(photo credit: PR)
Would the phrase “I’m gonna make him an offer he can’t refuse” have become so legendary without Marlon Brando’s unforgettable delivery in The Godfather? Can you imagine the history of movies without Brando shouting “Stella!” in A Streetcar Named Desire or without his delivering the mournful “I coulda been a contender” speech from On the Waterfront? Brando wasn’t just a great film actor. He made the movies he was in great, and directors did their best work with him.
Brando’s legacy will be celebrated in a retrospective at the Jerusalem Cinematheque starting on August 15, which is also running at the Tel Aviv Cinematheque throughout the month.
The series will open with the recent documentary Listen to Me Marlon by Stevan Riley.

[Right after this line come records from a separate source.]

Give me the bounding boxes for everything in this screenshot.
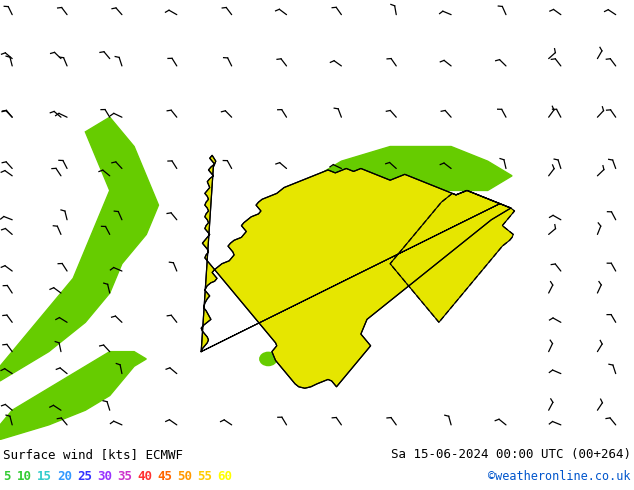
Ellipse shape: [259, 352, 278, 367]
Text: 60: 60: [217, 470, 232, 483]
Text: Surface wind [kts] ECMWF: Surface wind [kts] ECMWF: [3, 447, 183, 461]
Text: 50: 50: [177, 470, 192, 483]
Text: 45: 45: [157, 470, 172, 483]
Text: 25: 25: [77, 470, 92, 483]
Text: 40: 40: [137, 470, 152, 483]
Polygon shape: [201, 155, 515, 388]
Text: Sa 15-06-2024 00:00 UTC (00+264): Sa 15-06-2024 00:00 UTC (00+264): [391, 447, 631, 461]
Text: 20: 20: [57, 470, 72, 483]
Text: 55: 55: [197, 470, 212, 483]
Polygon shape: [0, 352, 146, 440]
Polygon shape: [0, 117, 158, 381]
Text: 15: 15: [37, 470, 52, 483]
Text: 5: 5: [3, 470, 11, 483]
Ellipse shape: [295, 245, 326, 268]
Text: 30: 30: [97, 470, 112, 483]
Text: ©weatheronline.co.uk: ©weatheronline.co.uk: [489, 470, 631, 483]
Text: 10: 10: [17, 470, 32, 483]
Text: 35: 35: [117, 470, 132, 483]
Polygon shape: [317, 147, 512, 191]
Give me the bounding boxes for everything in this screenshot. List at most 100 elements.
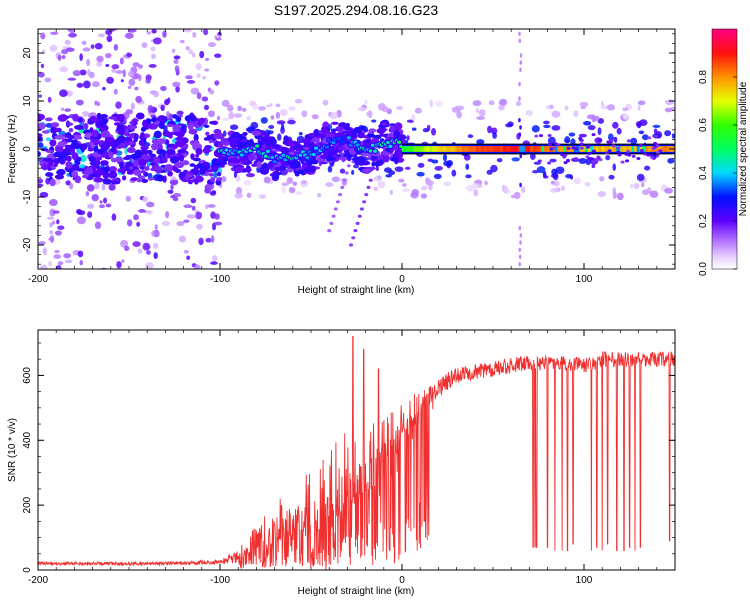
spectrogram-noise-blob bbox=[555, 166, 565, 174]
spectrogram-streak-blob bbox=[331, 214, 336, 218]
spectrogram-side-blob bbox=[560, 153, 565, 157]
spectrogram-noise-blob bbox=[542, 172, 547, 178]
spectrogram-noise-blob bbox=[639, 119, 648, 126]
spectrogram-band-blob bbox=[144, 166, 150, 171]
spectrogram-band-blob bbox=[169, 155, 180, 164]
spectrogram-band-blob bbox=[142, 119, 147, 128]
spectrogram-noise-blob bbox=[94, 42, 103, 50]
spectrogram-ridge-cell bbox=[522, 146, 526, 152]
spectrogram-ridge-cell bbox=[604, 146, 608, 152]
spectrogram-band-blob bbox=[238, 133, 244, 141]
spectrogram-noise-blob bbox=[96, 55, 104, 63]
spectrogram-noise-blob bbox=[162, 30, 167, 38]
spectrogram-noise-blob bbox=[152, 242, 159, 250]
spectrogram-noise-blob bbox=[573, 177, 582, 185]
x-tick-label: -200 bbox=[28, 274, 48, 285]
spectrogram-ridge-cell bbox=[421, 146, 425, 152]
spectrogram-ridge-cell bbox=[470, 146, 474, 152]
spectrogram-noise-blob bbox=[435, 100, 443, 107]
spectrogram-band-blob bbox=[138, 139, 145, 146]
spectrogram-band-blob bbox=[65, 138, 73, 143]
spectrogram-band-blob bbox=[214, 131, 224, 140]
spectrogram-noise-blob bbox=[191, 205, 196, 211]
x-tick-label: -100 bbox=[210, 575, 230, 586]
spectrogram-side-blob bbox=[563, 153, 568, 157]
spectrogram-band-blob bbox=[41, 130, 50, 134]
spectrogram-band-blob bbox=[55, 146, 64, 153]
spectrogram-noise-blob bbox=[204, 25, 211, 28]
spectrogram-ridge-cell bbox=[530, 146, 534, 152]
spectrogram-ridge-blob bbox=[370, 143, 375, 147]
spectrogram-notch-blob bbox=[519, 240, 522, 245]
y-tick-label: 600 bbox=[22, 367, 33, 384]
spectrogram-noise-blob bbox=[47, 96, 52, 103]
spectrogram-noise-blob bbox=[671, 133, 675, 139]
spectrogram-noise-blob bbox=[221, 99, 230, 107]
spectrogram-streak-blob bbox=[364, 193, 369, 197]
spectrogram-noise-blob bbox=[371, 119, 377, 123]
spectrogram-notch-blob bbox=[518, 31, 521, 36]
spectrogram-noise-blob bbox=[276, 120, 286, 125]
spectrogram-ridge-cell bbox=[440, 146, 444, 152]
spectrogram-noise-blob bbox=[150, 46, 156, 52]
spectrogram-noise-blob bbox=[137, 248, 143, 254]
spectrogram-noise-blob bbox=[496, 158, 503, 163]
spectrogram-noise-blob bbox=[222, 130, 227, 137]
spectrogram-side-blob bbox=[636, 156, 641, 160]
spectrogram-band-blob bbox=[279, 146, 289, 154]
spectrogram-noise-blob bbox=[583, 120, 592, 126]
spectrogram-band-blob bbox=[38, 133, 43, 138]
spectrogram-band-blob bbox=[114, 156, 124, 163]
spectrogram-noise-blob bbox=[288, 106, 296, 111]
spectrogram-noise-blob bbox=[358, 106, 367, 112]
spectrogram-noise-blob bbox=[465, 184, 475, 192]
spectrogram-noise-blob bbox=[173, 55, 181, 60]
spectrogram-band-blob bbox=[265, 140, 272, 148]
spectrogram-noise-blob bbox=[53, 254, 62, 259]
spectrogram-band-blob bbox=[220, 161, 228, 166]
x-tick-label: 100 bbox=[576, 274, 593, 285]
spectrogram-noise-blob bbox=[99, 200, 103, 204]
spectrogram-ridge-cell bbox=[453, 146, 457, 152]
spectrogram-noise-blob bbox=[145, 78, 151, 84]
spectrogram-band-blob bbox=[140, 126, 147, 132]
spectrogram-band-blob bbox=[190, 153, 195, 160]
spectrogram-band-blob bbox=[259, 167, 270, 175]
spectrogram-side-blob bbox=[654, 134, 659, 138]
spectrogram-side-blob bbox=[626, 139, 631, 143]
spectrogram-band-blob bbox=[294, 172, 300, 177]
spectrogram-noise-blob bbox=[113, 88, 118, 95]
spectrogram-noise-blob bbox=[214, 80, 220, 86]
spectrogram-band-blob bbox=[353, 126, 363, 134]
spectrogram-noise-blob bbox=[102, 87, 106, 91]
spectrogram-noise-blob bbox=[56, 265, 62, 269]
spectrogram-noise-blob bbox=[311, 114, 319, 120]
spectrogram-ridge-blob bbox=[270, 155, 275, 159]
spectrogram-noise-blob bbox=[205, 237, 212, 243]
spectrogram-noise-blob bbox=[120, 79, 124, 83]
spectrogram-side-blob bbox=[653, 141, 658, 145]
spectrogram-ridge-blob bbox=[373, 149, 378, 153]
spectrogram-noise-blob bbox=[164, 99, 170, 106]
spectrogram-band-blob bbox=[210, 176, 216, 183]
spectrogram-noise-blob bbox=[154, 224, 158, 230]
spectrogram-band-blob bbox=[65, 167, 74, 173]
spectrogram-noise-blob bbox=[64, 40, 71, 45]
spectrogram-side-blob bbox=[655, 150, 660, 154]
spectrogram-noise-blob bbox=[136, 221, 141, 227]
spectrogram-ridge-blob bbox=[397, 140, 402, 144]
spectrogram-noise-blob bbox=[664, 107, 673, 113]
spectrogram-noise-blob bbox=[185, 46, 190, 51]
spectrogram-noise-blob bbox=[79, 154, 87, 163]
spectrogram-noise-blob bbox=[664, 187, 674, 194]
spectrogram-ridge-cell bbox=[519, 146, 523, 152]
spectrogram-ridge-blob bbox=[388, 144, 393, 148]
spectrogram-band-blob bbox=[177, 148, 187, 154]
spectrogram-ridge-cell bbox=[524, 146, 528, 152]
spectrogram-noise-blob bbox=[183, 204, 193, 209]
spectrogram-band-blob bbox=[91, 129, 99, 138]
spectrogram-band-blob bbox=[100, 118, 108, 125]
spectrogram-noise-blob bbox=[76, 216, 86, 225]
spectrogram-noise-blob bbox=[57, 225, 65, 230]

It features some of the many audiotapes Brando made throughout his life, in which he mused about nearly every subject imaginable, among them acting. Brando changed American acting into a more natural style, based on his training with Stella Adler, in so-called Method Acting, in which the actor draws on his own memories and emotions to create a character.
The two great movies Brando made for director Elia Kazan early in his career, A Streetcar Named Desire (1951) and On the Waterfront (1954), will be shown. Brando’s electrifying portrayal of Stanley Kowalski in Tennessee Williams’s Streetcar is one of the most intense performances in film history, full of sexuality, charm, brutality and class resentment.
In On the Waterfront, for which Brando won his first Oscar, the character is another frustrated working-class anti-hero, a failed boxer but with dialogue by Budd Schulberg.
The Wild One (1953), in which Brando plays a member of a motorcycle gang, is mainly famous for his performance, how he looked in the black leather jacket and how he responded when asked what he was rebelling against: “Whaddaya got?” In The Godfather (1972), Brando had the most famous role of his later period. The stunningly handsome actor, who was not Italian, was an unlikely choice to play the grizzled, Old World Mafia don. Director Francis Ford Coppola had to fight studio executives to get him the part.
The only other actor Coppola considered was Laurence Olivier, who was too ill to consider playing the part. Now, of course, it is impossible to imagine anyone else in the role, but executives thought several actors were more suitable, such as Ernest Borgnine and Anthony Quinn.
Brando highlights the character’s pragmatism and, for the first time on film, it was crystal clear that this dangerous, murderous criminal saw himself simply as a businessman providing for his family, and a new kind of character was born. You can see the line that goes directly from Brando’s quiet family-man don to James Gandolfini’s Tony on The Sopranos.
When Brando tells his war-hero son Michael (Al Pacino), who has just joined the family business, “But I always thought that when it was your time, that you would be the one to hold the strings. Senator Corleone, Governor Corleone, something,” we see this American tragedy through his eyes.
Brando won his second Oscar for The Godfather. He stopped the Academy Awards show by sending a beautiful young woman who claimed to be of Native American ancestry to turn down the award for him, citing as his reason the treatment of American Indians today by the film industry.
He followed up The Godfather with a very different role, the angry American expatriate who has a wild, anonymous affair with a young Frenchwoman in Bernardo Bertolucci’s The Last Tango in Paris (1972). This erotic story is said to be Brando’s most self-revealing role, not only because of the nudity but also because he improvised much of his dialogue, notably a scene in which he reminisces about his difficult childhood.
His last great film was Coppola’s Apocalypse Now (1979), in which he plays the rogue Col. Kurtz, who has gone off into the Cambodian jungle during the Vietnam War, living like a king, in a loose adaptation of Joseph Conrad’s novella Heart of Darkness.
To learn about the on-set drama, in which Brando would not learn his lines and questioned Coppola’s conception of the role, see the documentary film (which is not in this retrospective) Hearts of Darkness: A Filmmaker’s Apocalypse.